Friday, 28 November 2014

Traffic giving me the pip

Friday traffic is a thing of the past for me. It will have to be a life-threatening emergency to get me on a road anywhere over Ou Kaapse Weg after 12 on a Friday, otherwise the chances of getting home again without an hour or more in traffic jams is a certainty.  The incessant development of the South Peninsula is, as always, at the expense of those who already live there, by way of diminished lifestyle, stressful journeys for basic needs such as work and school with the added annoyance of the taxis who flout every rule of the road as they muscle their way through the queues, and about three hours wasted which should be spent with the family. Yet nothing appears to stand in the way of the desire of the developers to cover every available open space with tar and concrete in the hope of making a huge amount of money.

There should be no need for residents to desperately seek funds to pay lawyers to protest against these developments - the very people who have been placed in positions where they are supposed to look after the interests of ratepayers and preserve the land for future generations - indeed, public servants - act in direct opposition to the will of the people. A simple No should be all that is required. It is a sad fact that money talks, but it speaks the wrong language - it brings out the worst in people. And it is little wonder that bouts of extreme road rage erupt when people are forced to sit in traffic because the authorities seem unable or incapable of solving the problems through basic common sense.

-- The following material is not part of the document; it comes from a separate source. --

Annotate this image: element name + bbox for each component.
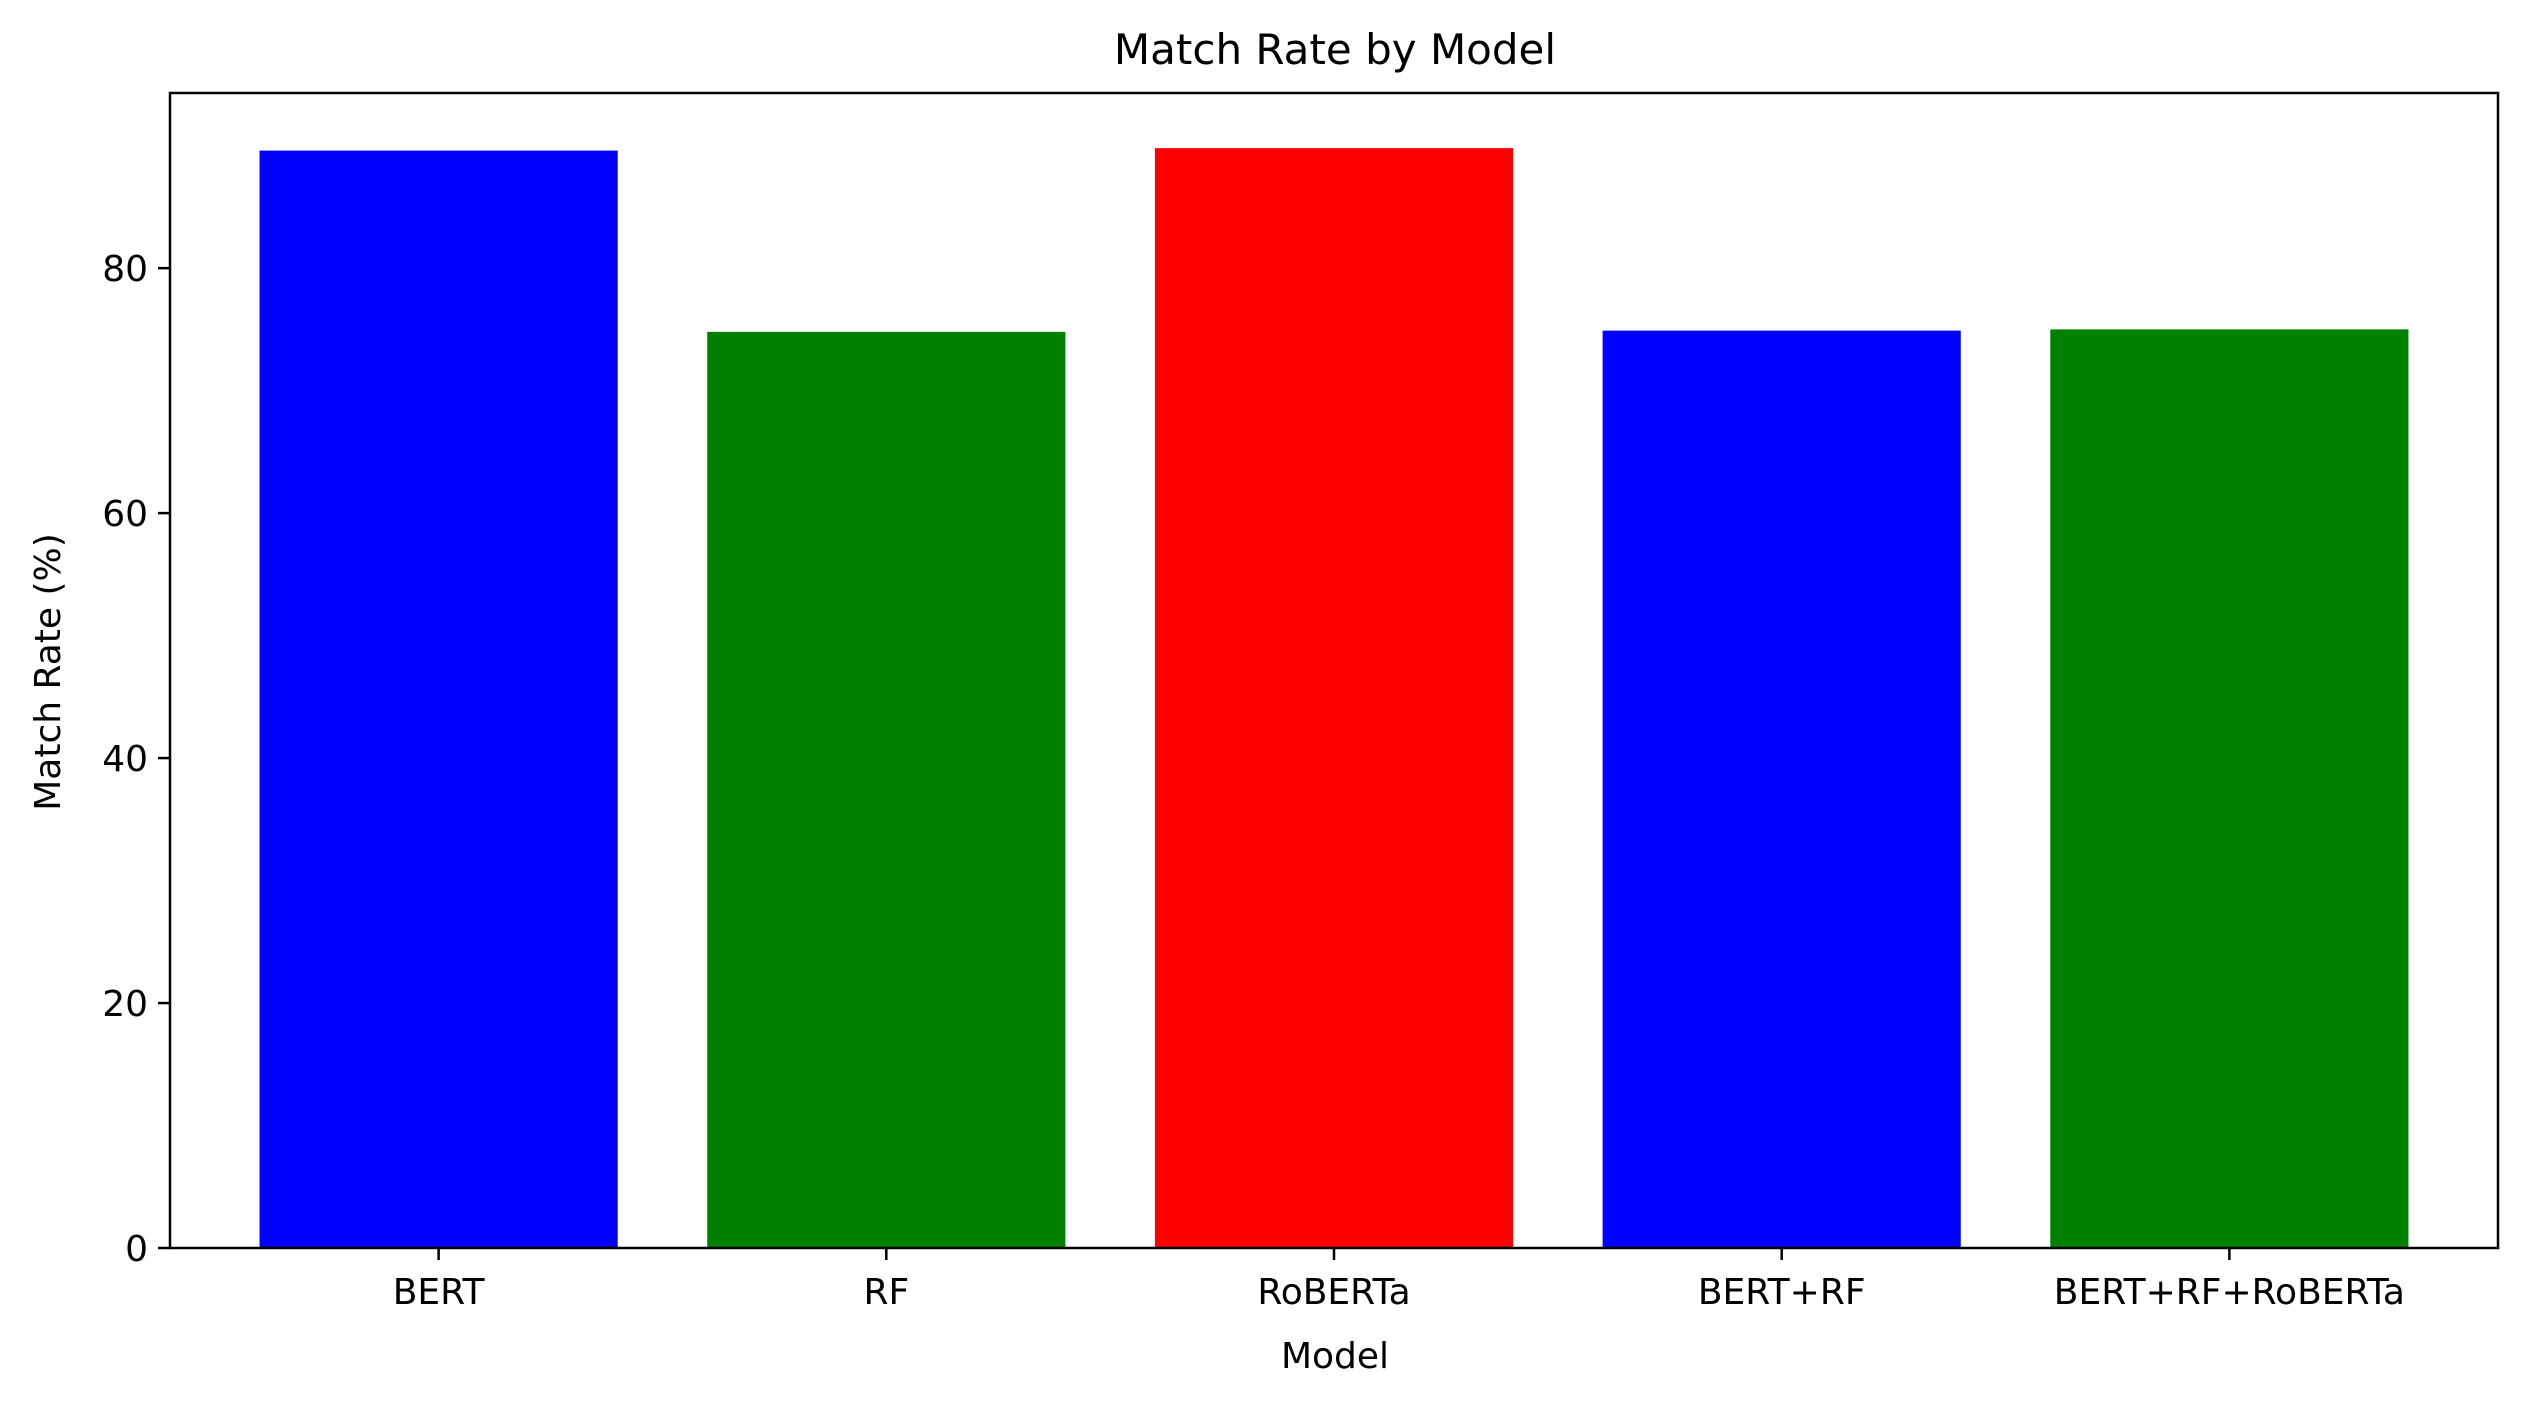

A step in the right direction would be to make every person who works in the traffic department travel through the Sun Valley/Capri robots on a Friday afternoon.  By the third week, they will have ripped out the robots and got the bulldozers out making roundabouts and a dual carriageway. Or at the very least, put a traffic cop on duty to override the lights - that should work like a charm. The fact that so many of our drivers have no right to even be on the road is, of course, a whole other story.